The 7 a.m. shift were still doing their changeover, charting, chatting, in their own bubble world. Sonora scooted past the desk without being noticed, turned a corner, saw Sam standing outside Donna Delaney’s white-curtained cubicle, facing a man who reminded Sonora of an undertaker she’d known when she was a child.
He had the self-important air of a newly minted MD, and he gave Sonora a glance over one shoulder, then turned to Sam.
Sonora scooted into the cubicle with the bundle of blankets, half her attention on the medic, pontificating in the hallway.
Something about continuous single-lock sutures.
Sonora handed the blankets to Delaney, who took them with a surly ingratitude that made it easier for Sonora to look objectively at the bandaged hand.

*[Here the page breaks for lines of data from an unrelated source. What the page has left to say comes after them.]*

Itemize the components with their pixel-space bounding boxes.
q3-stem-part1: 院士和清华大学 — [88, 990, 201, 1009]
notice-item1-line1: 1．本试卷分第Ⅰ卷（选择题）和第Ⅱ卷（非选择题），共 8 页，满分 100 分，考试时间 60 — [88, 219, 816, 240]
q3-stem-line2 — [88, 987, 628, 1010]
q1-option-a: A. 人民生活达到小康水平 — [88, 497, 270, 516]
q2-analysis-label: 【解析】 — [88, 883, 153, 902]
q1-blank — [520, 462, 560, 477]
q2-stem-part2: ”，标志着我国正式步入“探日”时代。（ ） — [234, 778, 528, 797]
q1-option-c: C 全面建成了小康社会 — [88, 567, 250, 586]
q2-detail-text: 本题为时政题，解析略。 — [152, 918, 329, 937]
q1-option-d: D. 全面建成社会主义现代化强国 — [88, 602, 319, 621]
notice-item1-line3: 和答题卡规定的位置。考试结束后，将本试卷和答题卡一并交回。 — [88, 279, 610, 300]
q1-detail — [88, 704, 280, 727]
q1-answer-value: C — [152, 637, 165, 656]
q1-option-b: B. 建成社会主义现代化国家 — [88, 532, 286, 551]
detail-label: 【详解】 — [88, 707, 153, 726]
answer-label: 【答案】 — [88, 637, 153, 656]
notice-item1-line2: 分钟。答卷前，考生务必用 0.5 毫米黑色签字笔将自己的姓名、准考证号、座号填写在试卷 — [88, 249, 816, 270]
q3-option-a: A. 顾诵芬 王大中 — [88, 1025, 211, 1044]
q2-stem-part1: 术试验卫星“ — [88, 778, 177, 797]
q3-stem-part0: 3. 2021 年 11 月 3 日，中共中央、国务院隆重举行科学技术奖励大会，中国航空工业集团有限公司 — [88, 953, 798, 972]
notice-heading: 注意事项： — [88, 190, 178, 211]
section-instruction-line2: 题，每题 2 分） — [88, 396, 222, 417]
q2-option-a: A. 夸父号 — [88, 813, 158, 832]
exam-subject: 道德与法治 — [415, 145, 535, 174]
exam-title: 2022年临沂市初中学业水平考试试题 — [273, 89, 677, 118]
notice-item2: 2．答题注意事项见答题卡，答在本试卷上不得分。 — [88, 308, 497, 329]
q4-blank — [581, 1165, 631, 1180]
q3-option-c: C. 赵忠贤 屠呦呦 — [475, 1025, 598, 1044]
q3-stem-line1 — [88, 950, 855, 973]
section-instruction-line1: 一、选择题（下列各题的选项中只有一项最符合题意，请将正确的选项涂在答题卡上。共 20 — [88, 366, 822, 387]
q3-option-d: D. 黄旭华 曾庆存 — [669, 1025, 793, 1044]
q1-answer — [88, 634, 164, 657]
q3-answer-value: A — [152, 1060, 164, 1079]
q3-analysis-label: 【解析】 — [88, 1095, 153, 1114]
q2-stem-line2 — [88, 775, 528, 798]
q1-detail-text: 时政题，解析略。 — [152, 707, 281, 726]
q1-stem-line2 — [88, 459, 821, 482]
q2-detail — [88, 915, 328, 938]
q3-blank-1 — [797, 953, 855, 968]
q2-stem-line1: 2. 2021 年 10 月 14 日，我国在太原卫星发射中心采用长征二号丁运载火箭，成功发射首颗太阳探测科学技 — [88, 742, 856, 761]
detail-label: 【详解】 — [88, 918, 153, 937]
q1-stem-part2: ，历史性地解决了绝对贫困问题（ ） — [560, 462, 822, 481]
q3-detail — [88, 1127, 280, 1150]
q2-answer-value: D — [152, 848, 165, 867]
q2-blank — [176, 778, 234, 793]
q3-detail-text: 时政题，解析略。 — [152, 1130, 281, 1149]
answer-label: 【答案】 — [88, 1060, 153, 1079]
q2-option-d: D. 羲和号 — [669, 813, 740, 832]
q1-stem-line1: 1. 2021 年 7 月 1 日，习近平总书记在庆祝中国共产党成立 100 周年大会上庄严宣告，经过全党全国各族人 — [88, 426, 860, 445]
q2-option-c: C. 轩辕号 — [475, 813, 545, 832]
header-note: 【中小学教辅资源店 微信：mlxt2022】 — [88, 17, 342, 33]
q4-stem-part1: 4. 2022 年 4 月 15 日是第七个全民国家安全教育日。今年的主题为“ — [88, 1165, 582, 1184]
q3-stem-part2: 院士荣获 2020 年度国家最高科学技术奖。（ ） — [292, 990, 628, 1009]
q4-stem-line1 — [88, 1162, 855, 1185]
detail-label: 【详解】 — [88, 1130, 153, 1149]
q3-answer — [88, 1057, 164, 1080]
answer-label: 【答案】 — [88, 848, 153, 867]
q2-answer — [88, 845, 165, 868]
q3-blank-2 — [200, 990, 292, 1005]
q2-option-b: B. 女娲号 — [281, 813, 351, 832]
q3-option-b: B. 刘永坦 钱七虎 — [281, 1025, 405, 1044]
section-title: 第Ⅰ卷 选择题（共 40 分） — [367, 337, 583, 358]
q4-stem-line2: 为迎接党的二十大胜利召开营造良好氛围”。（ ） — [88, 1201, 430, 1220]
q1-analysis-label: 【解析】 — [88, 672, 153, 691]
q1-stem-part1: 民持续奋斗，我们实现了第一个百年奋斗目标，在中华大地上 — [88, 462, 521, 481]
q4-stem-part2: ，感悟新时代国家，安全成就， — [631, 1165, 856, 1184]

From the hallway came the sound of boot heels and a shout for a nurse. The curtains were pushed to one side, metal rings scraping. Delaney raised her head, moving slowly, groggy. But the light in her eyes was intense. Edgy, for a woman who was heavily sedated.
The man who stood and looked at her had to be a doctor, if you discounted the huge hiking boots and Levi’s. There were clues. A stethoscope around his neck, the pager on the belt, the Rolex on his wrist.
‘You’re tall,’ Sonora said, not thinking. He’d be six three in his thick white socks.